The University of Arizona celebrated its homecoming a couple of weeks back. I stood outside Bear Down and watched a steady stream of alumni from over the past half-century or so walk up the steps, peer inside and then walk away, shaking their heads and muttering one version or another of "That's a shame." By my count, the final vote tally of those who think that what's being done to Bear Down is a travesty is EverySinglePersonWhoLookedInside-to-zero.
It's no secret that the construction-happy UA is always looking to grow to meet increased demand. And the restoration of the treasured Old Main building is probably long overdue. Peter Dourlein, UA assistant vice president for planning, design and construction, has announced that while the occupation of Bear Down by the aforementioned school entities is indeed temporary, the facility will not go back to being a gym after the renovation of Old Main is done.

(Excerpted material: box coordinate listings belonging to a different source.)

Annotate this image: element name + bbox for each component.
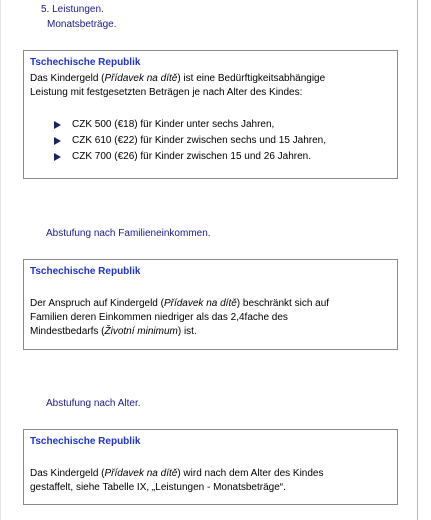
list-item: CZK 610 (€22) für Kinder zwischen sechs und 15 Jahren, xyxy=(54,133,326,149)
amount-list xyxy=(54,117,326,165)
arrow-bullet-icon xyxy=(54,121,61,129)
box-paragraph xyxy=(30,297,389,339)
list-item: CZK 500 (€18) für Kinder unter sechs Jahren, xyxy=(54,117,326,133)
section-subheading: Monatsbeträge. xyxy=(47,19,117,30)
section-number-heading: 5. Leistungen. xyxy=(41,4,104,15)
list-item: CZK 700 (€26) für Kinder zwischen 15 und 26 Jahren. xyxy=(54,149,326,165)
paragraph-line: Mindestbedarfs (Životní minimum) ist. xyxy=(30,326,197,337)
arrow-bullet-icon xyxy=(54,137,61,145)
heading-income-graduation: Abstufung nach Familieneinkommen. xyxy=(46,228,211,239)
box-title: Tschechische Republik xyxy=(30,57,141,68)
paragraph-line: Das Kindergeld (Přídavek na dítě) ist eine Bedürftigkeitsabhängige xyxy=(30,73,326,84)
paragraph-line: Familien deren Einkommen niedriger als das 2,4fache des xyxy=(30,312,288,323)
paragraph-line: Der Anspruch auf Kindergeld (Přídavek na dítě) beschränkt sich auf xyxy=(30,298,330,309)
paragraph-line: Leistung mit festgesetzten Beträgen je nach Alter des Kindes: xyxy=(30,87,303,98)
box-paragraph xyxy=(30,467,389,495)
box-paragraph xyxy=(30,72,389,100)
legal-term: Přídavek na dítě xyxy=(104,468,178,479)
czech-box-amounts xyxy=(23,50,398,179)
paragraph-line: gestaffelt, siehe Tabelle IX, „Leistungen - Monatsbeträge“. xyxy=(30,482,286,493)
legal-term: Životní minimum xyxy=(104,326,178,337)
czech-box-age xyxy=(23,429,398,505)
box-title: Tschechische Republik xyxy=(30,436,141,447)
czech-box-income xyxy=(23,259,398,350)
legal-term: Přídavek na dítě xyxy=(104,73,178,84)
box-title: Tschechische Republik xyxy=(30,266,141,277)
heading-age-graduation: Abstufung nach Alter. xyxy=(46,398,141,409)
legal-term: Přídavek na dítě xyxy=(163,298,237,309)
paragraph-line: Das Kindergeld (Přídavek na dítě) wird nach dem Alter des Kindes xyxy=(30,468,324,479)
arrow-bullet-icon xyxy=(54,153,61,161)
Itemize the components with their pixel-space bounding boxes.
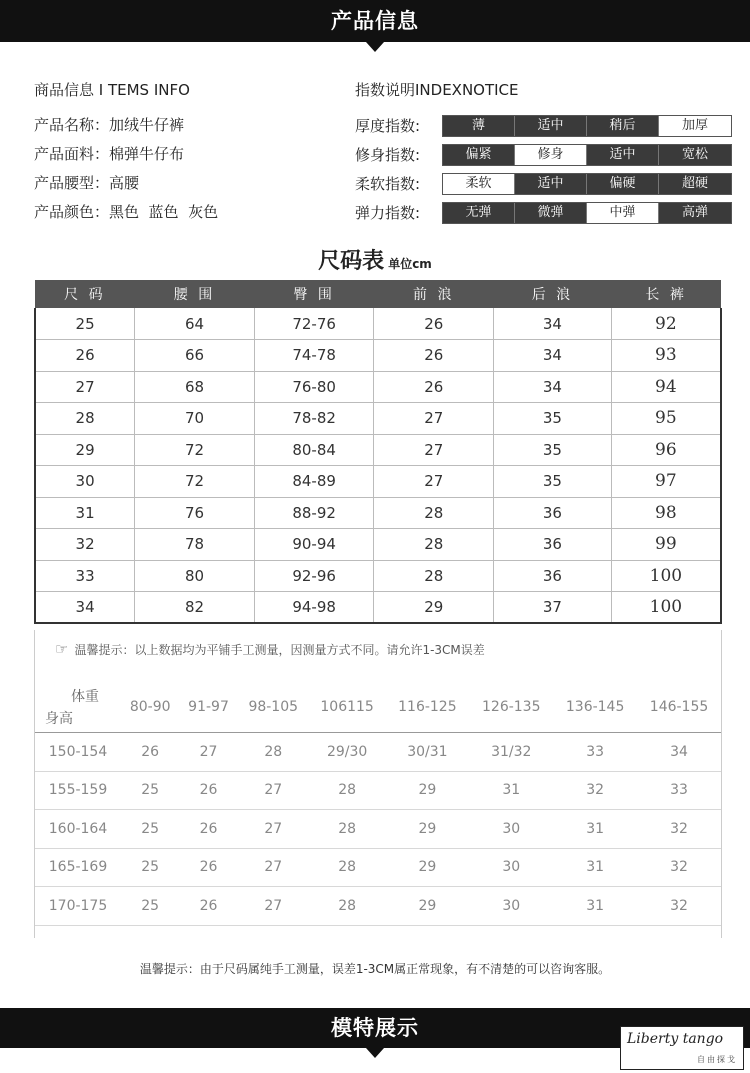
table-cell: 98 [611, 497, 721, 529]
table-cell: 30 [469, 848, 553, 887]
table-cell: 74-78 [254, 340, 374, 372]
table-row [35, 560, 721, 592]
index-row [355, 198, 732, 227]
table-cell: 94-98 [254, 592, 374, 624]
table-row [35, 771, 721, 810]
index-option: 超硬 [659, 174, 731, 194]
table-cell: 100 [611, 560, 721, 592]
height-cell: 155-159 [35, 771, 121, 810]
table-corner [35, 682, 121, 733]
index-option: 微弹 [515, 203, 587, 223]
index-option-selected: 中弹 [587, 203, 659, 223]
index-label: 厚度指数: [355, 117, 421, 135]
product-info-panel [34, 76, 218, 227]
info-label: 产品腰型： [34, 174, 110, 192]
table-cell: 27 [238, 887, 309, 926]
measurement-tip [55, 640, 485, 658]
table-cell: 94 [611, 371, 721, 403]
table-cell: 34 [637, 733, 721, 772]
index-option: 偏硬 [587, 174, 659, 194]
index-option: 薄 [443, 116, 515, 136]
table-cell: 28 [238, 733, 309, 772]
index-scale [442, 115, 732, 137]
table-cell: 29 [385, 848, 469, 887]
product-info-row [34, 198, 218, 227]
table-cell: 31 [553, 848, 637, 887]
table-cell: 92 [611, 308, 721, 340]
table-cell: 34 [494, 340, 612, 372]
table-row [35, 466, 721, 498]
table-row [35, 340, 721, 372]
index-option: 适中 [515, 116, 587, 136]
table-cell: 27 [238, 771, 309, 810]
index-row [355, 140, 732, 169]
table-cell: 33 [553, 733, 637, 772]
table-cell: 72-76 [254, 308, 374, 340]
table-row [35, 592, 721, 624]
table-cell: 68 [135, 371, 255, 403]
table-cell: 29 [35, 434, 135, 466]
table-cell: 37 [494, 592, 612, 624]
size-chart-column-header: 臀 围 [254, 280, 374, 308]
logo-script: Liberty tango [627, 1031, 724, 1047]
measurement-tip-text: 温馨提示：以上数据均为平铺手工测量，因测量方式不同。请允许1-3CM误差 [74, 643, 485, 657]
table-cell: 31 [35, 497, 135, 529]
table-cell: 36 [494, 497, 612, 529]
table-cell: 31 [553, 887, 637, 926]
table-cell: 33 [637, 771, 721, 810]
weight-column-header: 146-155 [637, 682, 721, 733]
table-cell: 96 [611, 434, 721, 466]
table-cell: 72 [135, 466, 255, 498]
weight-column-header: 91-97 [179, 682, 237, 733]
size-chart-table [34, 280, 722, 624]
product-info-row [34, 169, 218, 198]
index-option-selected: 修身 [515, 145, 587, 165]
index-label: 修身指数: [355, 146, 421, 164]
index-option: 无弹 [443, 203, 515, 223]
table-cell: 27 [374, 466, 494, 498]
height-cell: 160-164 [35, 810, 121, 849]
table-cell: 70 [135, 403, 255, 435]
table-cell: 27 [238, 848, 309, 887]
index-option: 适中 [515, 174, 587, 194]
table-cell: 32 [637, 848, 721, 887]
table-cell: 72 [135, 434, 255, 466]
pointing-hand-icon: ☞ [55, 640, 69, 658]
product-info-row [34, 140, 218, 169]
table-cell: 26 [374, 308, 494, 340]
table-cell: 30/31 [385, 733, 469, 772]
size-chart-header-row [35, 280, 721, 308]
table-row [35, 497, 721, 529]
size-chart-column-header: 腰 围 [135, 280, 255, 308]
table-cell: 34 [35, 592, 135, 624]
size-chart-column-header: 前 浪 [374, 280, 494, 308]
table-cell: 36 [494, 560, 612, 592]
table-cell: 29 [385, 810, 469, 849]
table-cell: 27 [35, 371, 135, 403]
table-cell: 31/32 [469, 733, 553, 772]
table-cell: 26 [35, 340, 135, 372]
index-row [355, 169, 732, 198]
weight-column-header: 126-135 [469, 682, 553, 733]
banner-notch [366, 1048, 384, 1058]
weight-column-header: 136-145 [553, 682, 637, 733]
weight-column-header: 116-125 [385, 682, 469, 733]
table-cell: 76-80 [254, 371, 374, 403]
table-cell: 32 [35, 529, 135, 561]
table-cell: 26 [179, 771, 237, 810]
table-cell: 28 [309, 771, 386, 810]
index-option: 偏紧 [443, 145, 515, 165]
table-cell: 76 [135, 497, 255, 529]
size-chart-column-header: 长 裤 [611, 280, 721, 308]
weight-column-header: 98-105 [238, 682, 309, 733]
table-cell: 84-89 [254, 466, 374, 498]
weight-guide-box [34, 630, 722, 938]
table-cell: 27 [179, 733, 237, 772]
footer-tip: 温馨提示：由于尺码属纯手工测量，误差1-3CM属正常现象，有不清楚的可以咨询客服。 [139, 962, 611, 976]
table-cell: 28 [35, 403, 135, 435]
index-scale [442, 202, 732, 224]
index-notice-panel [355, 76, 732, 227]
table-cell: 29 [385, 771, 469, 810]
table-row [35, 810, 721, 849]
table-cell: 28 [374, 560, 494, 592]
brand-logo [620, 1026, 744, 1070]
logo-cn: 自由探戈 [697, 1055, 737, 1064]
index-label: 柔软指数: [355, 175, 421, 193]
table-cell: 25 [121, 810, 179, 849]
table-cell: 31 [553, 810, 637, 849]
weight-column-header: 80-90 [121, 682, 179, 733]
height-cell: 150-154 [35, 733, 121, 772]
table-cell: 82 [135, 592, 255, 624]
table-cell: 34 [494, 308, 612, 340]
index-option: 适中 [587, 145, 659, 165]
table-cell: 26 [374, 340, 494, 372]
info-value: 高腰 [109, 174, 140, 192]
index-scale [442, 144, 732, 166]
banner-title: 模特展示 [331, 1016, 419, 1040]
table-cell: 30 [469, 887, 553, 926]
table-cell: 80 [135, 560, 255, 592]
table-cell: 88-92 [254, 497, 374, 529]
height-cell: 165-169 [35, 848, 121, 887]
table-cell: 30 [469, 810, 553, 849]
size-chart-column-header: 尺 码 [35, 280, 135, 308]
table-row [35, 308, 721, 340]
table-cell: 31 [469, 771, 553, 810]
product-info-row [34, 111, 218, 140]
table-cell: 29 [374, 592, 494, 624]
table-cell: 100 [611, 592, 721, 624]
table-row [35, 403, 721, 435]
height-cell: 170-175 [35, 887, 121, 926]
table-cell: 29 [385, 887, 469, 926]
info-value: 加绒牛仔裤 [109, 116, 185, 134]
table-cell: 35 [494, 466, 612, 498]
index-option: 高弹 [659, 203, 731, 223]
weight-height-table [35, 682, 721, 926]
table-cell: 26 [179, 848, 237, 887]
table-cell: 26 [121, 733, 179, 772]
table-cell: 66 [135, 340, 255, 372]
size-chart-title [0, 244, 750, 275]
table-cell: 34 [494, 371, 612, 403]
table-cell: 78-82 [254, 403, 374, 435]
table-cell: 90-94 [254, 529, 374, 561]
table-cell: 78 [135, 529, 255, 561]
table-cell: 25 [121, 848, 179, 887]
table-row [35, 371, 721, 403]
table-cell: 99 [611, 529, 721, 561]
info-label: 产品面料： [34, 145, 110, 163]
table-cell: 35 [494, 434, 612, 466]
table-cell: 26 [179, 810, 237, 849]
top-section-banner [0, 0, 750, 42]
table-cell: 25 [121, 771, 179, 810]
size-chart-unit: 单位cm [388, 257, 432, 271]
table-cell: 32 [553, 771, 637, 810]
weight-label: 体重 [71, 689, 99, 705]
index-label: 弹力指数: [355, 204, 421, 222]
table-cell: 25 [35, 308, 135, 340]
table-cell: 28 [309, 848, 386, 887]
info-value: 棉弹牛仔布 [109, 145, 185, 163]
info-label: 产品颜色： [34, 203, 110, 221]
table-cell: 64 [135, 308, 255, 340]
weight-column-header: 106115 [309, 682, 386, 733]
table-cell: 35 [494, 403, 612, 435]
table-cell: 97 [611, 466, 721, 498]
table-cell: 33 [35, 560, 135, 592]
table-cell: 28 [309, 887, 386, 926]
table-cell: 32 [637, 887, 721, 926]
weight-header-row [35, 682, 721, 733]
table-cell: 30 [35, 466, 135, 498]
index-option: 稍后 [587, 116, 659, 136]
table-cell: 93 [611, 340, 721, 372]
index-option: 宽松 [659, 145, 731, 165]
table-cell: 26 [179, 887, 237, 926]
info-value: 黑色 蓝色 灰色 [109, 203, 219, 221]
table-cell: 28 [309, 810, 386, 849]
table-cell: 32 [637, 810, 721, 849]
info-label: 产品名称： [34, 116, 110, 134]
table-row [35, 529, 721, 561]
table-cell: 25 [121, 887, 179, 926]
table-row [35, 733, 721, 772]
table-row [35, 848, 721, 887]
index-scale [442, 173, 732, 195]
size-chart-heading: 尺码表 [318, 249, 385, 274]
index-notice-heading: 指数说明INDEXNOTICE [355, 81, 519, 99]
banner-title: 产品信息 [331, 9, 419, 33]
index-option-selected: 柔软 [443, 174, 515, 194]
table-cell: 28 [374, 497, 494, 529]
table-row [35, 434, 721, 466]
table-cell: 36 [494, 529, 612, 561]
height-label: 身高 [45, 711, 73, 727]
table-cell: 28 [374, 529, 494, 561]
index-option-selected: 加厚 [659, 116, 731, 136]
banner-notch [366, 42, 384, 52]
table-cell: 95 [611, 403, 721, 435]
table-cell: 80-84 [254, 434, 374, 466]
table-cell: 27 [238, 810, 309, 849]
product-info-heading: 商品信息 I TEMS INFO [34, 81, 190, 99]
index-row [355, 111, 732, 140]
table-cell: 92-96 [254, 560, 374, 592]
table-cell: 27 [374, 434, 494, 466]
table-cell: 29/30 [309, 733, 386, 772]
table-cell: 26 [374, 371, 494, 403]
size-chart-column-header: 后 浪 [494, 280, 612, 308]
table-row [35, 887, 721, 926]
table-cell: 27 [374, 403, 494, 435]
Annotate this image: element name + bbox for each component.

A four-story office building will be built just south of Bear Down for new office space, after which the gym will be renovated and turned into classroom space.
Dourlein, for what it's worth, cares about the space ("I and the alumni (and others as well) in my office," he said, "certainly all have a great attachment and reverence for Bear Down."), even if his plans for it may not be terribly popular.
I really, really tried, but I could not find one person at homecoming who didn't absolutely hate that plan.
Dourlein says that the plan is to extend the useful life of the building, stating that it had deteriorated physically and functionally to a point where "mostly it was being used for pickup basketball." Like that's a bad thing.
Both Harrison and Ogden had strikingly similar things to say. Basically, a university is about tradition as much as anything. It's like that scene in Dead Poets Society where the young students look at the faces of those who had preceded them decades earlier. Being able to step onto the floor in Bear Down Gym and take part in an activity in which others had participated generations earlier ties everyone and everything together. The UA without a Bear Down Gym is ... well, ASU.
The bust of Button Salmon was recently relocated from its spot in front of McKale Center to a spot near the fancy new football facility. At first its orientation seems odd; Salmon faces southeast and doesn't even face the football stadium. Then, it makes sense. Salmon's back is turned in such a way that he won't have to see what is happening to the grand old building, the name and legacy of which he inspired nearly a century ago.